As the Senate Finance Committee heads for a make-or-break attempt at a health overhaul bill next month, Democratic Chairman Max Baucus of Montana likes to repeat his mantra that "everything's on the table" for discussion.
But pressed by a reporter at a breakfast session Thursday, Baucus conceded that there's at least one major proposal that's not: Single-payer, which involves having the government pay all health bills, eliminating the role of private insurance.
"That's the only thing that's not," Baucus said, "because it cannot pass. And I don't know two or three members of Congress who privately, honestly tell you that it can pass."
But Baucus, who directed Capitol Police to arrest single-payer supporters who launched loud protests at his last two public hearings on a health overhaul, didn't want that to be his last word on the subject.

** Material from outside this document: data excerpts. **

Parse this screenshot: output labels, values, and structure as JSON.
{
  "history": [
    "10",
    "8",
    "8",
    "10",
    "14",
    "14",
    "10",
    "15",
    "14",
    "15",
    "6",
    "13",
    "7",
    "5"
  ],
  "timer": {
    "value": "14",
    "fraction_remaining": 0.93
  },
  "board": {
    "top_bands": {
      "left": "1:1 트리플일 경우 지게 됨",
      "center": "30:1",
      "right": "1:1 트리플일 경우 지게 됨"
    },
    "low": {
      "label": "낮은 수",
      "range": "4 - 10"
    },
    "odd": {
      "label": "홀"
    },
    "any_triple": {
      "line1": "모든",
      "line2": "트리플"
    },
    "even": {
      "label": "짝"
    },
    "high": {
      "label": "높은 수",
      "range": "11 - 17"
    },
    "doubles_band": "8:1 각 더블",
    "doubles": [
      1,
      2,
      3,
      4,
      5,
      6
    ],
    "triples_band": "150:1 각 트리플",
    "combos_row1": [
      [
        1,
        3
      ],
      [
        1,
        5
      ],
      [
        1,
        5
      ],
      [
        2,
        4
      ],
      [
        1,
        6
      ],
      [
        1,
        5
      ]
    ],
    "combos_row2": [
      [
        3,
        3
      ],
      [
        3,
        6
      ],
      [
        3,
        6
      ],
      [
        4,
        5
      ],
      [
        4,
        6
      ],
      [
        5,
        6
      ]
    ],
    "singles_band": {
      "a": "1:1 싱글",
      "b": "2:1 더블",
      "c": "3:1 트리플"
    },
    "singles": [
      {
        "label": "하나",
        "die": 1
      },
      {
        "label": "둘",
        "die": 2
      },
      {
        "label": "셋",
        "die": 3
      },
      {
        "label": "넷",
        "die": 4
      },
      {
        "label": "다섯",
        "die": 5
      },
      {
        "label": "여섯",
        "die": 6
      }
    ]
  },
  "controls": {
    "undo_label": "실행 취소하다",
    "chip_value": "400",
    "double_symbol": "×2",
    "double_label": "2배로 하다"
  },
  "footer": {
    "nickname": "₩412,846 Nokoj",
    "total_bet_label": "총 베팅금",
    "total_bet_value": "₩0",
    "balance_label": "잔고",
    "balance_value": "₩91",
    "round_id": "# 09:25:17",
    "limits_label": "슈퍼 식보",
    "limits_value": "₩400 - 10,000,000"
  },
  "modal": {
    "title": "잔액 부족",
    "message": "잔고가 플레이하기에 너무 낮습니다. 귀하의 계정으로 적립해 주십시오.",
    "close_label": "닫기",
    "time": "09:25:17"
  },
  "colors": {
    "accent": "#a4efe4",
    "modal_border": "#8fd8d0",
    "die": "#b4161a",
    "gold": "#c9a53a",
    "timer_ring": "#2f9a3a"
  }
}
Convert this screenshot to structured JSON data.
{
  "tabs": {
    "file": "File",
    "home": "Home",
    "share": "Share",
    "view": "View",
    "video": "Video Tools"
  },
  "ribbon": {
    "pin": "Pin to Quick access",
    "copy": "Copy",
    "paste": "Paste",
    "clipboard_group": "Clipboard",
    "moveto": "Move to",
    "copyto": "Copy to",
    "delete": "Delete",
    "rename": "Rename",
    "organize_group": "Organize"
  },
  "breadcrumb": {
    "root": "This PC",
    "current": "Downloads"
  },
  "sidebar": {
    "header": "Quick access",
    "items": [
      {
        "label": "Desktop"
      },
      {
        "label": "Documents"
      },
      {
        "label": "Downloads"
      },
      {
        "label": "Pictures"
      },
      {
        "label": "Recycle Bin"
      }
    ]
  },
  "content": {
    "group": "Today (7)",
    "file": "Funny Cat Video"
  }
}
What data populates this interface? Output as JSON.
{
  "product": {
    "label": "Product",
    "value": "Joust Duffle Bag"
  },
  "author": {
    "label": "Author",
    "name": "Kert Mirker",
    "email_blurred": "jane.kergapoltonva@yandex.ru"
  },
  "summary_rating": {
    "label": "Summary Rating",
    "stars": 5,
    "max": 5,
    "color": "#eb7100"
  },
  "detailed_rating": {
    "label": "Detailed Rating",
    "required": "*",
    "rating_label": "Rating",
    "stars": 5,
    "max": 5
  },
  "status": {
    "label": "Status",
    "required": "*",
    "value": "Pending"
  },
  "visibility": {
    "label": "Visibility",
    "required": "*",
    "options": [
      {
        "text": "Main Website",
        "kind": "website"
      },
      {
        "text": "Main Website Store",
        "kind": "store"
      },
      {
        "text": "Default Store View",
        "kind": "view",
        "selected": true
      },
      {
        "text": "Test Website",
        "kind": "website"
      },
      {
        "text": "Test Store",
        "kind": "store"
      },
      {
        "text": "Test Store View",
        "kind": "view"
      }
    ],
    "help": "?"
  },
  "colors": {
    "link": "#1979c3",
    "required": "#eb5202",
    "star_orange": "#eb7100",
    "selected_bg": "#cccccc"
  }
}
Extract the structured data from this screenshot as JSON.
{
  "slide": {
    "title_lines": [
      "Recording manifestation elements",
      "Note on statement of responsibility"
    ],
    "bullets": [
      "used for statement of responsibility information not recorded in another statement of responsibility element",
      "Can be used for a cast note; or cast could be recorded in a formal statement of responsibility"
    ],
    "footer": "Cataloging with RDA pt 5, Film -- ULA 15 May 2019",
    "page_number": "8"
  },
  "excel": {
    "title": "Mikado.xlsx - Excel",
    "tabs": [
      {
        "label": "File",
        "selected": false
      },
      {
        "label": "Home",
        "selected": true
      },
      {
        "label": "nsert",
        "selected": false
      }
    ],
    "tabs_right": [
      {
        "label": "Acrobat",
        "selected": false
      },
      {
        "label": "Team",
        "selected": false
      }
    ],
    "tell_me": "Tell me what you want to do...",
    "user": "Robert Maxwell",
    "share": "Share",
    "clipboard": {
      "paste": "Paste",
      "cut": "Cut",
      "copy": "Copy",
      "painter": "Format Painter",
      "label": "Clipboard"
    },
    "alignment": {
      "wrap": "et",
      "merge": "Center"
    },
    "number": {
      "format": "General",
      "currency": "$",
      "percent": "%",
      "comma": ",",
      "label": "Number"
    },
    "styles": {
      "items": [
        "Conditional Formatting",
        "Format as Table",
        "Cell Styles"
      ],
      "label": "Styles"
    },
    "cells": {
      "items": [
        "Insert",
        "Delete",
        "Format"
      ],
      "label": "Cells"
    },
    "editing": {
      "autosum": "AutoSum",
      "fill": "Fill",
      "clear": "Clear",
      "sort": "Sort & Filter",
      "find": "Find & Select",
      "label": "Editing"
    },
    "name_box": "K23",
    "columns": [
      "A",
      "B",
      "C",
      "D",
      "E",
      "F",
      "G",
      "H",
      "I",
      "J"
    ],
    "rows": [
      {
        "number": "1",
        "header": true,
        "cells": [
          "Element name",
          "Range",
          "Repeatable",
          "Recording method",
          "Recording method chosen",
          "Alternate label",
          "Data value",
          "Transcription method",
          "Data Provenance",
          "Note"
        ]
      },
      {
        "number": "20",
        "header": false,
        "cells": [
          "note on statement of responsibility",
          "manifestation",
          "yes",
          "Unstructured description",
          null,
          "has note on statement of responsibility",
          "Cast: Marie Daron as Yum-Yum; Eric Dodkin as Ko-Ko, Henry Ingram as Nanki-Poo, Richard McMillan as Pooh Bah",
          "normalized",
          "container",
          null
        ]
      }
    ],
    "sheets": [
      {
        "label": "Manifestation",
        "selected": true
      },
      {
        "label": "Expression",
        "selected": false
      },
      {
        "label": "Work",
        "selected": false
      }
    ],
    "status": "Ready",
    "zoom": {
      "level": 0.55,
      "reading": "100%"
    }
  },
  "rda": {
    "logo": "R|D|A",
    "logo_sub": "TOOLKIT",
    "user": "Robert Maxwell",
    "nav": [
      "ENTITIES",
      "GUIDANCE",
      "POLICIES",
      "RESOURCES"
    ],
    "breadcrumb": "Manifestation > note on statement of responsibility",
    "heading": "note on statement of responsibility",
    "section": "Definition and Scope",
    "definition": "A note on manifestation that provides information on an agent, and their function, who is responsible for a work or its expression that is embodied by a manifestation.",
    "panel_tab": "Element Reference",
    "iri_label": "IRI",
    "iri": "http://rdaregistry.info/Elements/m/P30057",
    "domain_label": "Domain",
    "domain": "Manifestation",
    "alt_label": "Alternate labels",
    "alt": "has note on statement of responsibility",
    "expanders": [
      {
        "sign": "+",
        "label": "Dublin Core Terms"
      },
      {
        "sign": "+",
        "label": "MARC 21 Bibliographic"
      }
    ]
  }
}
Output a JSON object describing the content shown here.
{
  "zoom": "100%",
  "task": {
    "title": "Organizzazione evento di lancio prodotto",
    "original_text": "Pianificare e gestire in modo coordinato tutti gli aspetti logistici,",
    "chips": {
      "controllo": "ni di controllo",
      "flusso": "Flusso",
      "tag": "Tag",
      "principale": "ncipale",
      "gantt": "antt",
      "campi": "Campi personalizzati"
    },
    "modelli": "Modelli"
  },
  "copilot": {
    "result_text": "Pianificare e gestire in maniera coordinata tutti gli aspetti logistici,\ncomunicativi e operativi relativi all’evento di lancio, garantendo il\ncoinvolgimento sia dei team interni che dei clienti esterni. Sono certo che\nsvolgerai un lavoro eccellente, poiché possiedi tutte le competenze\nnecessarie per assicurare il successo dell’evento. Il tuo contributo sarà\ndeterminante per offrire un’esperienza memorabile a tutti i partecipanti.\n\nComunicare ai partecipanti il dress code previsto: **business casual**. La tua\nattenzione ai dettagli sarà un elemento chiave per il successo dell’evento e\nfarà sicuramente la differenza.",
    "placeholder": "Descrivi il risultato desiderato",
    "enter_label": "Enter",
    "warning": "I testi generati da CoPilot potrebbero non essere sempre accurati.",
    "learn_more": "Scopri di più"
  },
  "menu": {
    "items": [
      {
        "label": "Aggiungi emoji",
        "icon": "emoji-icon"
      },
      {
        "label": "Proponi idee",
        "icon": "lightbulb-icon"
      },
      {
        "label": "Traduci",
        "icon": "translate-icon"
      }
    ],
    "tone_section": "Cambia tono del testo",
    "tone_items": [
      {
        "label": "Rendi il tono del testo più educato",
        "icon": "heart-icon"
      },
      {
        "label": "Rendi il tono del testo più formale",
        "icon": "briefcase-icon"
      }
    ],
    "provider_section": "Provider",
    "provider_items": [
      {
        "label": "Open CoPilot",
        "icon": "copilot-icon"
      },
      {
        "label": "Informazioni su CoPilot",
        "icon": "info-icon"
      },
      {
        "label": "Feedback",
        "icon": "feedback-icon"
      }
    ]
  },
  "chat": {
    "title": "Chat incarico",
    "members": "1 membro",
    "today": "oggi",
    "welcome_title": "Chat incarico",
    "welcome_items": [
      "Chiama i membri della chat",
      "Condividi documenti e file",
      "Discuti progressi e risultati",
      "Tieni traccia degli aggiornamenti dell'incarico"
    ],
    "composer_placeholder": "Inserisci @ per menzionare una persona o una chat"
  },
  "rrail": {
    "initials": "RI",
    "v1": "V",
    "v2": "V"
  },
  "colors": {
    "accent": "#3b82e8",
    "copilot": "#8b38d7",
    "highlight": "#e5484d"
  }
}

Today, he all but pleaded with single-payer advocates to meet him half-way.
"We can reach a very good result, where the rate of increase in health care costs is dramatically coming down. That is huge," he said. "And second, everybody's going to have health insurance. That's not a bad result. And third, everybody's going to have quality health insurance. That's not a bad result."
In fact, said Baucus, an overhauled U.S. system could focus more on quality than the single-payer systems in many countries. He said officials from the Netherlands visited recently and were impressed at the health care delivery system changes senators are considering.
Of course the Netherlands doesn't actually have a single-payer system. Oh well.